All this is of modest interest, but it is the interior of this church that ensures it is memorable, and this is indubitably a product of its time. Light and airy in the welcome absence of stained glass, it is arranged like the interior of an Oxbridge college chapel (as shown in the photograph below), with three rows of tiered seating each side, set out longitudinally so that the congregation can look with equal ease at the altar to the east or at the readers’ desks and pulpit, curiously arranged around the tower arch to the west (as illustrated right). In fact, Richardson provided two readers’ desks here, presumably for reasons of symmetry, one each side of the tower arch and both approached up a short winding staircase that leads into a little box that looks out over the nave through an ogee-pointed opening, several feet above the nave floor. However, odd though this is, the pulpit is still more remarkable for this is approached up a taller staircase that gives access to a third box above the apex of the tower arch, which is covered by a tall wooden canopy. Arranged together in this way, these 'three boxes give one an irresistible hope that at any moment preacher and readers might pop out like the little figures in a weather-house' (Nikolaus Pevsner, The Buildings of England: Leicestershire and Rutland, Harmondsworth, Penguin, 1960, p. 326) and they certainly provide a much more striking internal perspective to the west than the comparatively modest altar recessed in an alcove below the E. window, can offer towards the east.

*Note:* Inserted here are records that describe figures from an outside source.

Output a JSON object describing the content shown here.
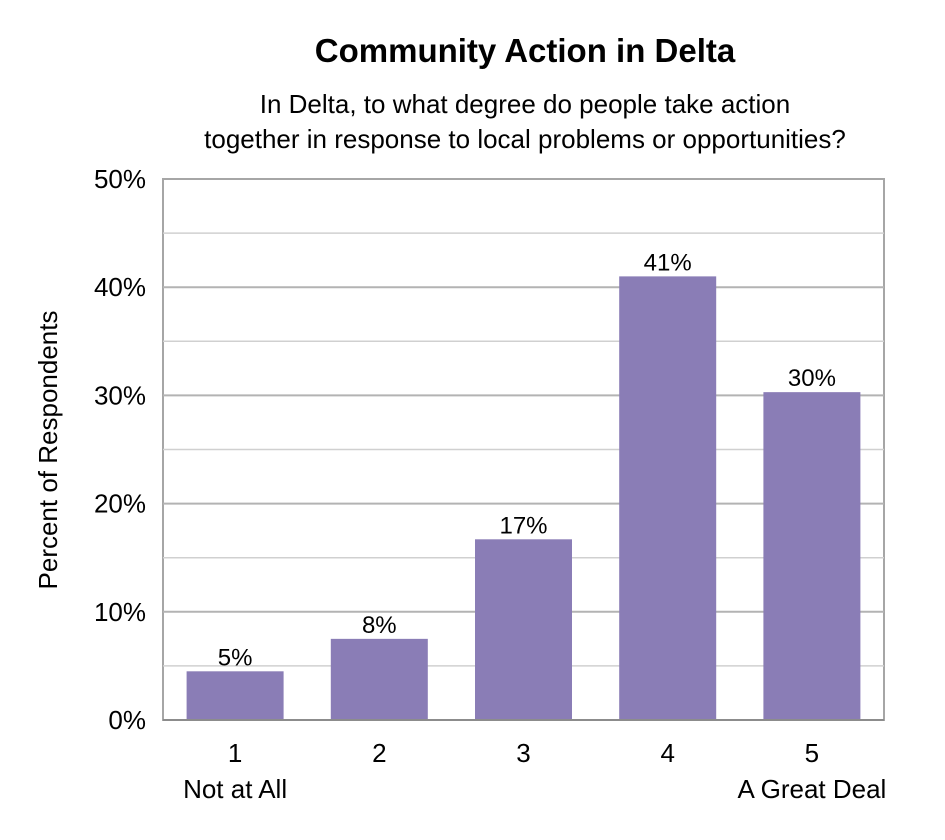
{
  "chart_data": {
    "type": "bar",
    "title": "Community Action in Delta",
    "subtitle_lines": [
      "In Delta, to what degree do people take action",
      "together in response to local problems or opportunities?"
    ],
    "ylabel": "Percent of Respondents",
    "categories": [
      "1",
      "2",
      "3",
      "4",
      "5"
    ],
    "category_sublabels": [
      "Not at All",
      "",
      "",
      "",
      "A Great Deal"
    ],
    "values": [
      4.5,
      7.5,
      16.7,
      41.0,
      30.3
    ],
    "data_labels": [
      "5%",
      "8%",
      "17%",
      "41%",
      "30%"
    ],
    "ylim": [
      0,
      50
    ],
    "yticks": [
      0,
      10,
      20,
      30,
      40,
      50
    ],
    "ytick_labels": [
      "0%",
      "10%",
      "20%",
      "30%",
      "40%",
      "50%"
    ],
    "grid": true,
    "minor_grid": true,
    "bar_color": "#8a7db6",
    "grid_color": "#b3b3b3",
    "legend": "none"
  }
}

Finally, as might be expected, Richardson has not passed by the opportunity to construct one of his elegant plaster ceilings above the nave, and he has done so in a quiet and restful way that entirely accords with the rest of his interior. Painted the pale Wedgwood blue and white of many of Adam’s ceilings, it is coved to the north and south and decorated only with three coats of arms, with the Royal Coat of Arms of George III taking pride of place in the centre.